A second possible solution involves scaling up international partnerships and grants, particularly from institutions like the World Bank, which has already invested over $500 million in African higher education through initiatives such as the Centers of Excellence (ACEs) since 2014. By securing multi-year, targeted funding for digital infrastructure, faculty training, and joint research, the EAC could reduce reliance on national budgets, accelerate implementation, and ensure more equitable distribution of resources across member states. These approaches would help bridge the current funding gap and sustain long-term progress in regional education integration.

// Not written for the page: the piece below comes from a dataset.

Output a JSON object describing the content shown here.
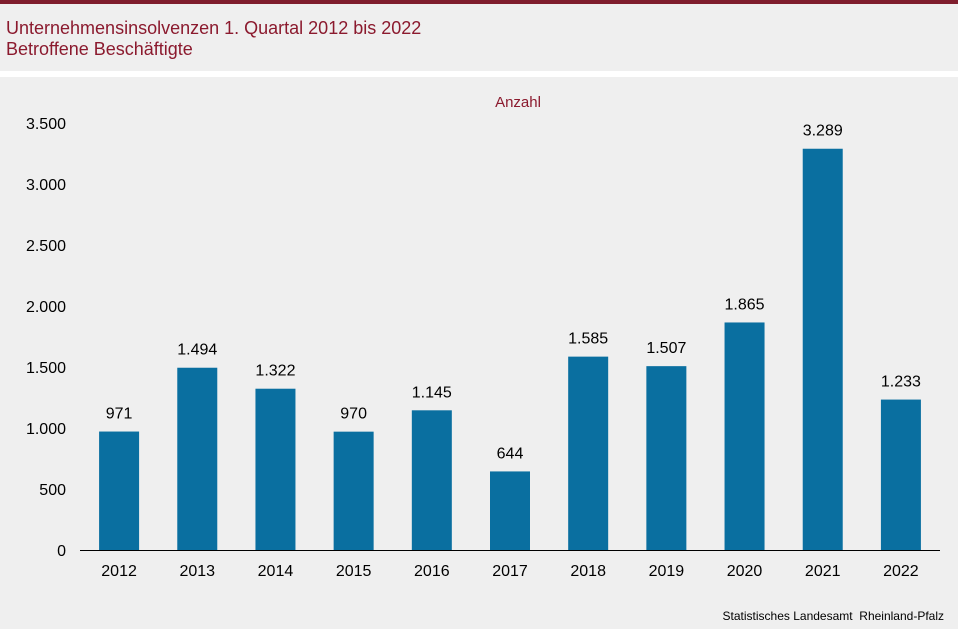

One potential solution for uneven access and power imbalances could be implementing affirmative action scholarships through the EAC Student Mobility Scheme (EAC-SMS), prioritising applicants from lower-enrollmentenrolment and lower-income countries such as Burundi and South Sudan, to ensure balanced participation in cross-border programs. Another approach could be directing targeted infrastructure investments, via public-private partnerships and regional development funds, toward underrepresented states to upgrade universities, digital connectivity, and TVET facilities. Projects like EASTRIP already demonstrate success in promoting equity by focusing on skills training across borders. Together, these measures may reduce brain drain from weaker economies, prevent dominance by larger states, and foster more inclusive mobility and capacity-building, helping to level the playing field within the EAC’s education integration efforts.

Lastly, to avoid diverting attention from urgent political and security crises,  education could be integrated into emergency response frameworks by adopting UNESCO’s Education in Emergencies approach, which delivers mobile learning, teacher training, and psychosocial support to displaced populations while simultaneously advancing CHEA objectives like qualification recognition for refugees. This ensures education contributes to stability rather than competing with humanitarian priorities. Additionally, incorporating conflict resolution, peace education, and intercultural competence into curricula would equip future leaders to address tensions proactively.

Conclusion

Prioritising education integration offers a patient, people-centered solution to persistent tensions and implementation delays within the EAC. Through harmonised qualifications, expanded mobility via the IUCEA and CHEA roadmap, and initiatives like EASTRIP, it could foster cultural understanding, build institutional capacity, and generate long-term economic and social gains, similar to the EU’s success through the Bologna Process which enabled graduate mobility and employability.

However, these benefits must be weighed against real limitations: chronic underfunding, stark disparities in access and economic power, and the danger of sidelining acute crises present in the region. Targeted solutions such as regional education funds with international support, affirmative scholarships and infrastructure equity measures, and hybrid emergency-education frameworks, may be able to mitigate these challenges. Ultimately, sustained investment in education, combined with parallel political and security efforts, can transform setbacks into pathways toward a more cohesive, resilient, and equitable East African Community. By learning from both its own history and global models, the EAC has the potential to turn obstacles into opportunities for genuine unity.